Food protein induced enterocolitis syndrome (FPIES) is a non-IgE-mediated food allergy with a usual onset in
infancy. FPIES is recognized as an allergic emergency due to severe vomiting, and shock-like symptoms within
1-4 hours of ingestion of the causative food. Symptoms of FPIES resolve within hours following acute exposure
and days following chronic exposure; endoscopy and biopsy of gastrointestinal mucosa are not routinely
performed for the confirmation of diagnosis that is based on the recognition of the constellation of symptoms.
Diagnosis in infancy is based on clinical history, and oral food challenges (OFC) are performed to determine if
outgrowth has occurred. OFC are performed in hospital, with intravenous access in place for rapid fluid
resuscitation. In addition to being highly resource-intensive, they are limited in availability and extremely
unpleasant for the patient and the caregivers, due to the severity of the gastrointestinal symptoms. There is an
unmet need for better approaches for diagnosis, as well as an understanding of the underlying pathophysiology.
In Aim 1, we will randomize participants 1:2 to standard OFC or a novel low-dose multi-day challenge protocol,
in which individuals with a history of FPIES will be challenged on Day 1 with a low-dose (300 mg protein) OFC,
which we expect to be tolerated by most individuals with active FPIES. They will then continue with a daily 300
mg challenge at home for a total of 7 days, while monitoring symptoms. On day 8, participants will return for a
re-evaluation and biospecimen collection. If no objective symptoms were recorded during the at-home challenge,
a regular 3 g OFC will be performed. Objective symptoms at any point of the protocol will result in stopping of
the challenge. We anticipate that the majority of those who will react to the OFC will develop relatively mild but
objective gastrointestinal symptoms (vomiting, diarrhea) during the at home dosing. In Aim 2, we will perform
high dimensional T cell profiling of T cells activated by the low dose chronic antigen challenge. FPIES is
associated with a lack of circulating detectable food-specific T cells, however during symptomatic reactions there
is a systemic innate immune cell activation as well as a Th17 cytokine signature detectable in the plasma,
suggesting a role for tissue resident T cells. As is observed with gluten challenge in celiac disease, we expect to
see an expansion of gut-resident T cells in the periphery in response to a multi-day food challenge. We will sort
these cells and perform spectral cytometry, bulk RNAseq, and single cell RNAseq to generate a full
understanding of the role of these cells in FPIES reactions. In Aim 3, we will examine the role of the purine
metabolism pathway as the mechanistic link between T cell activation and vomiting symptoms in FPIES.

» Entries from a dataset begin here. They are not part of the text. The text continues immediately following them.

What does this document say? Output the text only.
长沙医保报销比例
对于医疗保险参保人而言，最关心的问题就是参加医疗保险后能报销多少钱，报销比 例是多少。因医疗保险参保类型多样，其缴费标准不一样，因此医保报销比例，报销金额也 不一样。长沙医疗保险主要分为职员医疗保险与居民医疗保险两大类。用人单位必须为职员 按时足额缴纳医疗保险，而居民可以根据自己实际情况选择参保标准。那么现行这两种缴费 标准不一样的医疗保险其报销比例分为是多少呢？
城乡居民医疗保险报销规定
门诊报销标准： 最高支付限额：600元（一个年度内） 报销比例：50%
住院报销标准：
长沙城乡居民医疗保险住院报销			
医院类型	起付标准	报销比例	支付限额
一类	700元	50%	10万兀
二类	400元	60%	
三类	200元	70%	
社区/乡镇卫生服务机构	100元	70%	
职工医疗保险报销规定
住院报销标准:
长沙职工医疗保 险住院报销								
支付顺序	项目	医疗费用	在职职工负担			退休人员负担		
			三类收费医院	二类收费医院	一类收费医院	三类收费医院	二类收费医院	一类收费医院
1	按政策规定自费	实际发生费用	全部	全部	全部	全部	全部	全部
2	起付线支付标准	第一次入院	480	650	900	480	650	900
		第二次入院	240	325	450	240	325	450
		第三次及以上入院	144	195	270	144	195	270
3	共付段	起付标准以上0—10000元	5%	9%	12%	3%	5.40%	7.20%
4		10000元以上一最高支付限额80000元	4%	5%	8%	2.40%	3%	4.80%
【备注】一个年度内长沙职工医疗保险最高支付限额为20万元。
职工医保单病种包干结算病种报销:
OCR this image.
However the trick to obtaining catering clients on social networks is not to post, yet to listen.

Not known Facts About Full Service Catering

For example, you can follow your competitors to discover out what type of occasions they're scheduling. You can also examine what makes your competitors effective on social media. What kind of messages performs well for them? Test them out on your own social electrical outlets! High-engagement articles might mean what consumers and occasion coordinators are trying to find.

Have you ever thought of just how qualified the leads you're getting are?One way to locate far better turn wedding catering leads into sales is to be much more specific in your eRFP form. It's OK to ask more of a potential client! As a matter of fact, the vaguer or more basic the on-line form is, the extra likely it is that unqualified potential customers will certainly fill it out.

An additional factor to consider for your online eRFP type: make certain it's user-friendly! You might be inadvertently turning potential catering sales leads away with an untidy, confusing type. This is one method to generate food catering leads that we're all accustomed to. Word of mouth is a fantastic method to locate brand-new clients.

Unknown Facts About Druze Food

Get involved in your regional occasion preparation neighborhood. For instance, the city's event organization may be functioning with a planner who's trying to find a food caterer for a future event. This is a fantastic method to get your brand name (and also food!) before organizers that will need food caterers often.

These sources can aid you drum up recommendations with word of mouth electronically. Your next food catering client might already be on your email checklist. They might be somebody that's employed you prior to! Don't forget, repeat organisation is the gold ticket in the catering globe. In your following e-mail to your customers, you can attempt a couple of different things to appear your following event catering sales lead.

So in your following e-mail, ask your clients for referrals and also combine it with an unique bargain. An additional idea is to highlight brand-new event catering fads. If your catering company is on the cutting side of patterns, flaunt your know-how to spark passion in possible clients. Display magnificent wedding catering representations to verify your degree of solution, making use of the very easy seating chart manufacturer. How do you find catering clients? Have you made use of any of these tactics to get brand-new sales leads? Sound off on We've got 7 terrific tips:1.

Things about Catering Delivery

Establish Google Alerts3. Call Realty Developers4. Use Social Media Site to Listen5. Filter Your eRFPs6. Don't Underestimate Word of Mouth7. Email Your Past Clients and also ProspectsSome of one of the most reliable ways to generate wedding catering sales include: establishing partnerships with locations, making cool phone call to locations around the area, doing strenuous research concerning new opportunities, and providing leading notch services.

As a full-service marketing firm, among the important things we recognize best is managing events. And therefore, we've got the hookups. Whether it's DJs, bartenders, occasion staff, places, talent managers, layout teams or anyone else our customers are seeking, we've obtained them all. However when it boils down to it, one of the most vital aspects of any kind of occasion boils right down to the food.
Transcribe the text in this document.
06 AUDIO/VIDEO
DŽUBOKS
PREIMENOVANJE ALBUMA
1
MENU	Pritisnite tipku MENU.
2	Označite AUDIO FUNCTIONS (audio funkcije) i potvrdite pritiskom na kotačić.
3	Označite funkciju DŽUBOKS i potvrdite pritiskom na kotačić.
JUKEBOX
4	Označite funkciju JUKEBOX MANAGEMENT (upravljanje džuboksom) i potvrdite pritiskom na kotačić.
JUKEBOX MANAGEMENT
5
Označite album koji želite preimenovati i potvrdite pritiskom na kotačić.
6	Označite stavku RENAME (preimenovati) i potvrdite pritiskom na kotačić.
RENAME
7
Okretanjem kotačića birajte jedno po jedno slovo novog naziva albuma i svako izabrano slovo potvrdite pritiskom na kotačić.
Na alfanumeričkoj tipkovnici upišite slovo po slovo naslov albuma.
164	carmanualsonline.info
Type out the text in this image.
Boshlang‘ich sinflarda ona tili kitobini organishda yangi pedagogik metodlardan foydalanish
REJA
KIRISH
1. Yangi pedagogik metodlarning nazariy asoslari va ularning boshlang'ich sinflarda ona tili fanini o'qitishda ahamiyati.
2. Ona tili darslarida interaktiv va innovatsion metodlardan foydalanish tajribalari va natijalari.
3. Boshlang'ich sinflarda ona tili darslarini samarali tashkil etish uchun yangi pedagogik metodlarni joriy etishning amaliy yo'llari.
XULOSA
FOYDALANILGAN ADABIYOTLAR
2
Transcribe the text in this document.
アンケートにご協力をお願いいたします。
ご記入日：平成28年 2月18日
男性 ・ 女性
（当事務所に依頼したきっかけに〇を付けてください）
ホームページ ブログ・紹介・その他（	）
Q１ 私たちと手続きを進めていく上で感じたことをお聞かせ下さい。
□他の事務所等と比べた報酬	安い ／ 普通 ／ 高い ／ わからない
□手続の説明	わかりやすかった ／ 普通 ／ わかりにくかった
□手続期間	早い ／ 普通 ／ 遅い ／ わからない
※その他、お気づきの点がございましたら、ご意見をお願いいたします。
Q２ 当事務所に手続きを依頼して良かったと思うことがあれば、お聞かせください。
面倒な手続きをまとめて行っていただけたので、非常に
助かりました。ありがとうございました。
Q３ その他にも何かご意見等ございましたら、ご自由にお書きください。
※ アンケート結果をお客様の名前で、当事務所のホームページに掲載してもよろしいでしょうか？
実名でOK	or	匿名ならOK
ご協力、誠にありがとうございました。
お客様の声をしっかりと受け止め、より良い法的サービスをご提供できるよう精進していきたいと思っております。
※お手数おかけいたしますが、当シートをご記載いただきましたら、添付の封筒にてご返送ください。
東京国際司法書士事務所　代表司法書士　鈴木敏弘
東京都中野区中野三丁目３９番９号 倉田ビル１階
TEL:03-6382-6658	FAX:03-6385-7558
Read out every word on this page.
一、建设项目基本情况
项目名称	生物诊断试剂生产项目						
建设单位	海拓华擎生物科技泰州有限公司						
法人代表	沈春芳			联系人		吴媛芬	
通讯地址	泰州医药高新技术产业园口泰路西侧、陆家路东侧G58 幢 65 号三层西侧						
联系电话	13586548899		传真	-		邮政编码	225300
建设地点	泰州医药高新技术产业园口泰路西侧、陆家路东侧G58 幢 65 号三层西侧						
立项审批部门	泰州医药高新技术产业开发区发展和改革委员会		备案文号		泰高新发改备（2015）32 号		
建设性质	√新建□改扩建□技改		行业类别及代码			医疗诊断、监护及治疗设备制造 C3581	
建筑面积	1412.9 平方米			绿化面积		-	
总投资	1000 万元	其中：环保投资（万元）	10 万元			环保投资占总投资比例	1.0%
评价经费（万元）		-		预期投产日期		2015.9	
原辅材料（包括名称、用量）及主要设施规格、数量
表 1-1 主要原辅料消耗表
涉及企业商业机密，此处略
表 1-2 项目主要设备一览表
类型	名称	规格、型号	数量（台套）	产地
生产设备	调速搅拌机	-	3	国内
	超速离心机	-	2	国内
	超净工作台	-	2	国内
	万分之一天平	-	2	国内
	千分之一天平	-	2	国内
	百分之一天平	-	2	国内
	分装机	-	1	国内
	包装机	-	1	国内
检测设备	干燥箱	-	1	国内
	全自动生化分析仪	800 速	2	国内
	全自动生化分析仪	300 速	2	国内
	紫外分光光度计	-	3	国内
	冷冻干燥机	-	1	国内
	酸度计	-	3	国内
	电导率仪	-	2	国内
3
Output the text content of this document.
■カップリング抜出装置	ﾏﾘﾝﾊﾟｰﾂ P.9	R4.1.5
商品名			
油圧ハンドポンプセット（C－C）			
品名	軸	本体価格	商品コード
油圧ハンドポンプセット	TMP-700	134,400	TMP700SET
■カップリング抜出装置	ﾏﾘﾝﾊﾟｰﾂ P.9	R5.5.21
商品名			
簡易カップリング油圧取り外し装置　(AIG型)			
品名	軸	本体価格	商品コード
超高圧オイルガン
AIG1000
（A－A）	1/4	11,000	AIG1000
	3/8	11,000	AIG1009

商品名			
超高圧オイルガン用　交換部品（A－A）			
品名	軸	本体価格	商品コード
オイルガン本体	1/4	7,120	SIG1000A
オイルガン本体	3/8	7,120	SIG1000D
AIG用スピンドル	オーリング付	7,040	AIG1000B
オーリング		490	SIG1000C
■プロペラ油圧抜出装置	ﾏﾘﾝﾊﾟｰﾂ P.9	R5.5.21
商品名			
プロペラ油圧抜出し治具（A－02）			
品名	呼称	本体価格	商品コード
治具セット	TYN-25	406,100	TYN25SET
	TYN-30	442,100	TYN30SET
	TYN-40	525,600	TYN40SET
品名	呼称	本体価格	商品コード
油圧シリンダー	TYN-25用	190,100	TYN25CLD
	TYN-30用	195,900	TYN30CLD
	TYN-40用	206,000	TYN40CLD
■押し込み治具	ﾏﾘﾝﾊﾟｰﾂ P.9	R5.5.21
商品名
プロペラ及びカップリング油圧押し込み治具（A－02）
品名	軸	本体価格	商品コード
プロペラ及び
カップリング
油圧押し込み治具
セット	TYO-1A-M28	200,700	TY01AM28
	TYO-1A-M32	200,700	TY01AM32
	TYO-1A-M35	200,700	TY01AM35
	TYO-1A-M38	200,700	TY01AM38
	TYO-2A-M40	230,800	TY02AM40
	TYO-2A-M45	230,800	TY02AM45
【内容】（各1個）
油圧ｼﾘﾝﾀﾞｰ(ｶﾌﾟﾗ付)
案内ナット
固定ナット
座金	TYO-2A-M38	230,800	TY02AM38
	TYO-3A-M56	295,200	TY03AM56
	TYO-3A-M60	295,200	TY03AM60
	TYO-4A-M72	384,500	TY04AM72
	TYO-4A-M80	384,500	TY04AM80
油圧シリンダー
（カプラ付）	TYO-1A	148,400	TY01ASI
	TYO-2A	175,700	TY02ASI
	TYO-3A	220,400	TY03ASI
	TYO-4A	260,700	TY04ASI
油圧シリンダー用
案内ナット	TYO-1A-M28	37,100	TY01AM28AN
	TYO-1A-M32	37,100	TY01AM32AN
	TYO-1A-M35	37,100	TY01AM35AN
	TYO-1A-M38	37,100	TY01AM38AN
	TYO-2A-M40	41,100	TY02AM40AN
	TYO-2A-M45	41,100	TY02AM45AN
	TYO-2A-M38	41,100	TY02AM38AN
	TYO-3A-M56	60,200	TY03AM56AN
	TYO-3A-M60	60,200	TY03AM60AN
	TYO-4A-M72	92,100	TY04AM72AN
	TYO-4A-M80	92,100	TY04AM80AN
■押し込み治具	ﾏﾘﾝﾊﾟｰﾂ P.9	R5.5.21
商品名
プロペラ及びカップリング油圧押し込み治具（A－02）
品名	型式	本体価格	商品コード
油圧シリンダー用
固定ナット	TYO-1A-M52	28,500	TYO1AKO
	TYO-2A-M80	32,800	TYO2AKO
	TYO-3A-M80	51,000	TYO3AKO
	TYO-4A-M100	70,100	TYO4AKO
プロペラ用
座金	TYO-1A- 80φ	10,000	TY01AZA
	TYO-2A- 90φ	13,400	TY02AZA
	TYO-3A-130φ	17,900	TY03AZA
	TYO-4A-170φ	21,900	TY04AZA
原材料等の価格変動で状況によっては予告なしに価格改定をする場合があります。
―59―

Serotonin from enterochromaffin cells (EC) is thought to drive activation of vagal afferents leading to vomiting,
and EC are responsive to purine metabolites that are elevated during FPIES reactions. In Aim 3, we will use
gastrointestinal biopsies to study the immune regulation of serotonin release from ECs via the purine pathway.
Successful completion of our aims will directly improve patient care and advance our understanding of FPIES.